The painter raises his eyes above the painting, stares past the safety of the enclosing glass. Stretching away and below is the exact scene depicted in the painting, alike in form, but devoid of colour. The sea is dull as slate, the surf tame and flat. The jagged rocks are frosted with grey ash, as is the sand on the beach. The impossibly green grass lies buried beneath drifts and miniature dunes of pumice. The world outside has been stripped of its colour.
If the painting were complete, there would be a signature in the lower right corner, G. Thorvald, for Gregory Thorvald. The painter could finish the painting from memory, or imagination, but it will not matter whether he paints his signature or not. Gregory Thorvald doubts that anyone else will ever see this painting. In this he will be proved wrong, but only just.
Out of long habit, Thorvald studies the afternoon sky. There is no quick rent of blue to break the pulsing grey monotone, no fleeting glimpse of sunlight. The painter expects no more than he sees. Clouds of ash have buried the world and blotted out the sun. There is no sign that the sun or sky will ever return. Natural light for painting is a thing of the recent past.
Gone too are the rhythm of sunrises and sunsets. Each new day is marked by a twilight that rises from the inky blackness of night. At the end of the day, the same twilight fades back into an unlit void. There are no stars now, no moon, no glimmer of light on the sea.
Thorvald seats himself on a wooden stool. He reaches for his briar pipe, then for a battered tobacco tin. He fills the bowl of the pipe with meticulous care, not spilling a single precious strand. He cradles the unlit pipe in his hand, mentally calculating his remaining supply of tobacco. Which will run out first, the smoke or the world? It is a question he cannot answer. He strikes a match, waits for the flare to subside, then holds the flame over the bowl of his pipe.
Smoke billows up the glass panes, whiteness obscuring the already obscure landscape beyond. The whirls of smoke reach the plank ceiling and hang there above him, waiting as he waits.

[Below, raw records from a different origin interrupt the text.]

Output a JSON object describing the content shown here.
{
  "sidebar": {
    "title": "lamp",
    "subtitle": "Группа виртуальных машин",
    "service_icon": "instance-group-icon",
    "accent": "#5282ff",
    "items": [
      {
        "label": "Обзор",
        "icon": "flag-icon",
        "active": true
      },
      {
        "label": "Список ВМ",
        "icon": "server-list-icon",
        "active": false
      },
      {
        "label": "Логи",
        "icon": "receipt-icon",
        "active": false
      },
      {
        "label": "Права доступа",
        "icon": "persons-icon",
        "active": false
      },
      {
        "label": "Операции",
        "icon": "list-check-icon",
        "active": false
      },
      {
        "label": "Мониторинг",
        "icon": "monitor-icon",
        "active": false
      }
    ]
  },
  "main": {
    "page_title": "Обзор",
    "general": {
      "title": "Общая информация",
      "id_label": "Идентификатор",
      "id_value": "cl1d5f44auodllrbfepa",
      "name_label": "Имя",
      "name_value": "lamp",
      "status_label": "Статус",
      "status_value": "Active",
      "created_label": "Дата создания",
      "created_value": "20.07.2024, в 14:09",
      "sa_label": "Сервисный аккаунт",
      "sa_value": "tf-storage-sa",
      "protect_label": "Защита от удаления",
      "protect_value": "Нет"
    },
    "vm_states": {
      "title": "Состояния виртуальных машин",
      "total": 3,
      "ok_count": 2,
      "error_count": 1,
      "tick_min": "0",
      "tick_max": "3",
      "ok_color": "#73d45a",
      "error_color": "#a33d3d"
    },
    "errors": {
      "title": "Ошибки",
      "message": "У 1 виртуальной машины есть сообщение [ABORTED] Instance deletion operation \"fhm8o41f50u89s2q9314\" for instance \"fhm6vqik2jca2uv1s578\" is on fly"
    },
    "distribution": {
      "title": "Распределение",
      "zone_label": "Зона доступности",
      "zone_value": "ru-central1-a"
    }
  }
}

The pipe sucks and crackles as he draws on it. Outside, the wind keens against the ash-covered land. As the painter smokes, he counts the days in his thoughts. Was it thirty now? Yes, a month since the first shocking news reports. A massive supervolcano explosion at the Yellowstone caldera. The eastern half of the States buried. Then in Iceland, another cataclysmic eruption as Katla exploded. Hekla and Grímsvötn followed, and what used to be Iceland blew itself into the skies over the North Atlantic.
Five days later, the ash clouds swept in from the sea and blanketed the land. Ten days and every radio signal morphed into buzzing static. His cellular phone became a piece of useless junk. He has not seen a vehicle in two weeks. He is marooned on an island the size of a stone cottage.

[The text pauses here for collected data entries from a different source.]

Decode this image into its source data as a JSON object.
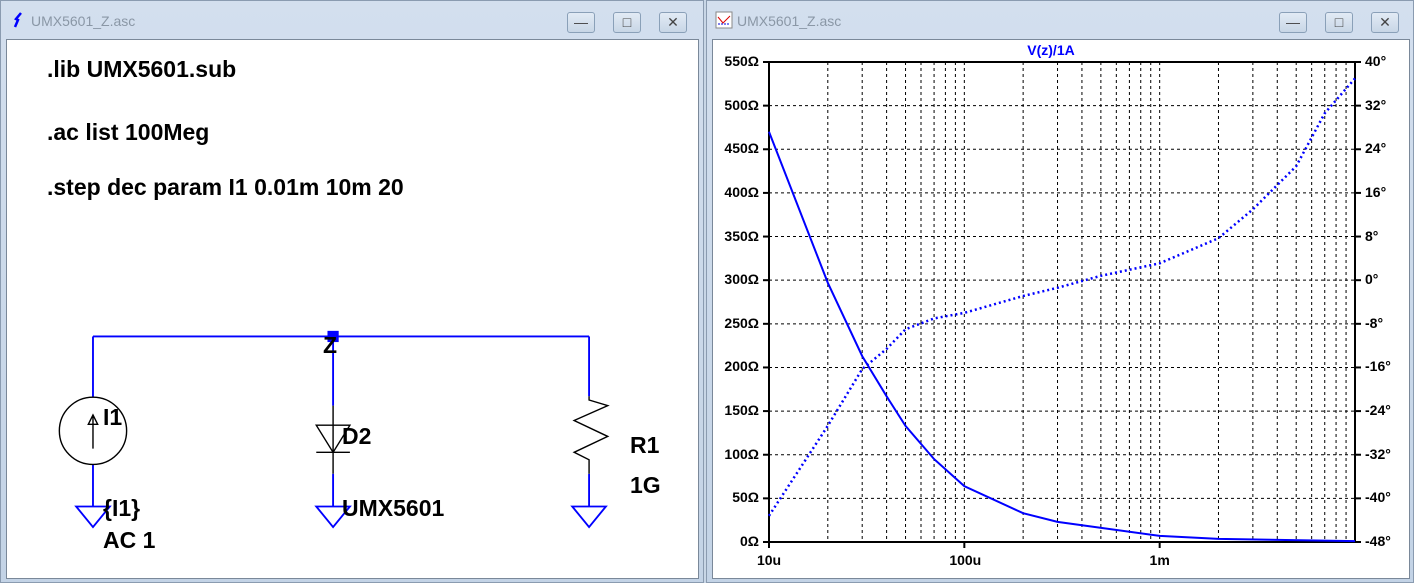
{
  "schematic_window": {
    "title": "UMX5601_Z.asc",
    "buttons": {
      "minimize": "—",
      "maximize": "□",
      "close": "✕"
    },
    "directives": [
      ".lib UMX5601.sub",
      ".ac list 100Meg",
      ".step dec param I1 0.01m 10m 20"
    ],
    "net_label": "Z",
    "components": {
      "source": {
        "name": "I1",
        "value": "{I1}",
        "ac": "AC 1"
      },
      "diode": {
        "name": "D2",
        "model": "UMX5601"
      },
      "resistor": {
        "name": "R1",
        "value": "1G"
      }
    },
    "wire_color": "#0000ff"
  },
  "plot_window": {
    "title": "UMX5601_Z.asc",
    "buttons": {
      "minimize": "—",
      "maximize": "□",
      "close": "✕"
    }
  },
  "chart_data": {
    "type": "line",
    "title": "V(z)/1A",
    "x_scale": "log",
    "xlim": [
      1e-05,
      0.01
    ],
    "x_ticks": [
      "10u",
      "100u",
      "1m"
    ],
    "y_left": {
      "ylim": [
        0,
        550
      ],
      "ticks": [
        "0Ω",
        "50Ω",
        "100Ω",
        "150Ω",
        "200Ω",
        "250Ω",
        "300Ω",
        "350Ω",
        "400Ω",
        "450Ω",
        "500Ω",
        "550Ω"
      ]
    },
    "y_right": {
      "ylim": [
        -48,
        40
      ],
      "ticks": [
        "-48°",
        "-40°",
        "-32°",
        "-24°",
        "-16°",
        "-8°",
        "0°",
        "8°",
        "16°",
        "24°",
        "32°",
        "40°"
      ]
    },
    "grid": true,
    "series": [
      {
        "name": "magnitude",
        "axis": "left",
        "style": "solid",
        "color": "#0000ff",
        "x": [
          1e-05,
          2e-05,
          3e-05,
          4e-05,
          5e-05,
          7e-05,
          0.0001,
          0.0002,
          0.0003,
          0.001,
          0.002,
          0.01
        ],
        "y": [
          470,
          297,
          213,
          167,
          133,
          95,
          64,
          33,
          23,
          7,
          3.5,
          1
        ]
      },
      {
        "name": "phase",
        "axis": "right",
        "style": "dotted",
        "color": "#0000ff",
        "x": [
          1e-05,
          2e-05,
          3e-05,
          4e-05,
          5e-05,
          7e-05,
          0.0001,
          0.0002,
          0.0003,
          0.0005,
          0.001,
          0.002,
          0.003,
          0.005,
          0.007,
          0.01
        ],
        "y": [
          -43.2,
          -26.7,
          -16.3,
          -12.6,
          -9,
          -7,
          -6,
          -2.9,
          -1.4,
          0.8,
          3.1,
          7.7,
          13,
          20.9,
          30.6,
          37
        ]
      }
    ]
  }
}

Thorvald is trapped. South or north, the nearest town is thirty kilometres away. His old Land Rover still starts, but he doubts it will get far sucking ash into the air cleaner. He is not in a hurry to take his chances. The last garbled radio signals spit out grim news of towns and cities succumbing to deadly food riots and marauding gangs.
The cottage is a lonely outpost on the loneliest stretch of this rocky coast. There were damn few neighbors to begin with. Those that there were have fled or died, he knows not which. So he does the only thing he can do. He smokes, sits, and waits.

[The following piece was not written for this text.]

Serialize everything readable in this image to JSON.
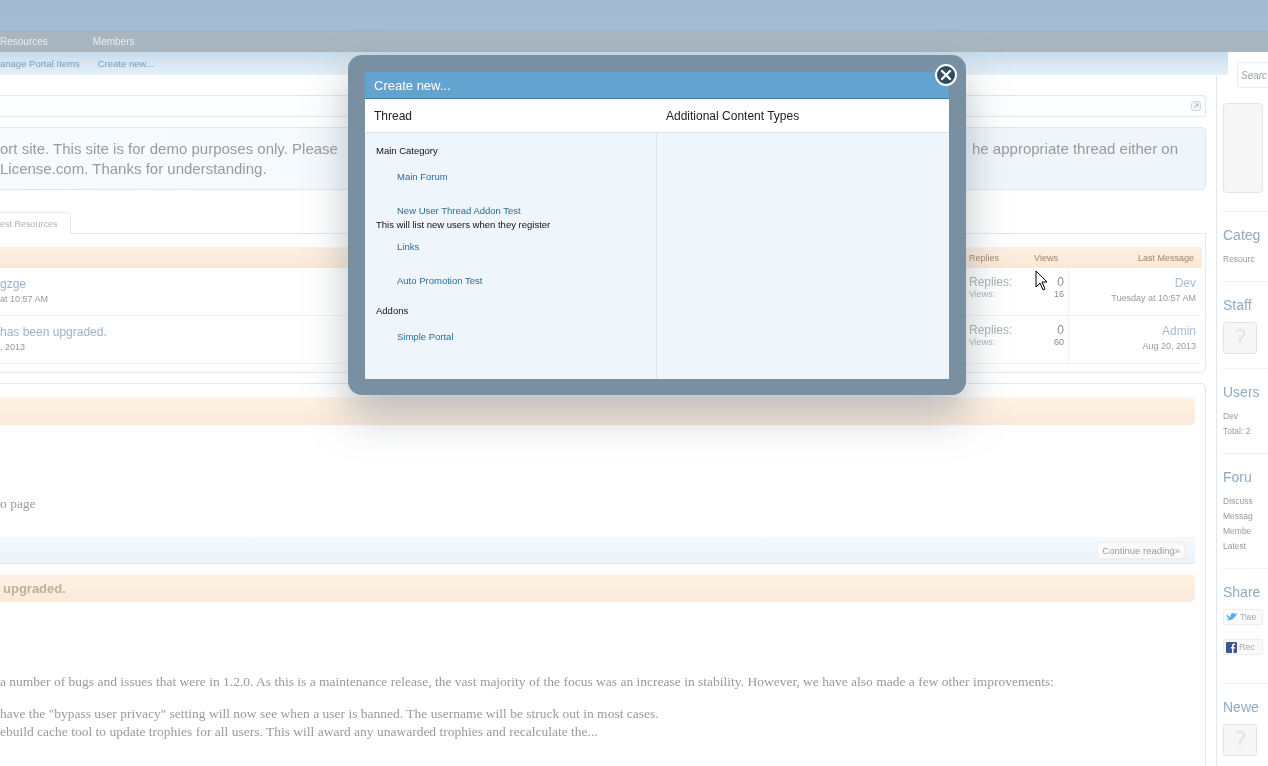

The monochrome day is waning, and, for the moment, so is the rai of ash. Thorvald’s eyes search the landscape. He sees the dry-laid stone walls that mark the course of the road. Drifts of ash and pumice choke the western faces of the rough walls. The twin lines of stacked stone rise and fall over the contoured hills, appearing and reappearing as they climb to the dim horizon. And the walled-in road is empty, as empty as the landscape it passes through.
Then Thorvald looks again. Appearing over the nearest rise, as if sprung from the ash that buries the road, he sees two trudging figures. One is tall and thin. The other is short, no more than the height of a child. Both are swathed and cloaked against the dust and ash. He cannot see their faces.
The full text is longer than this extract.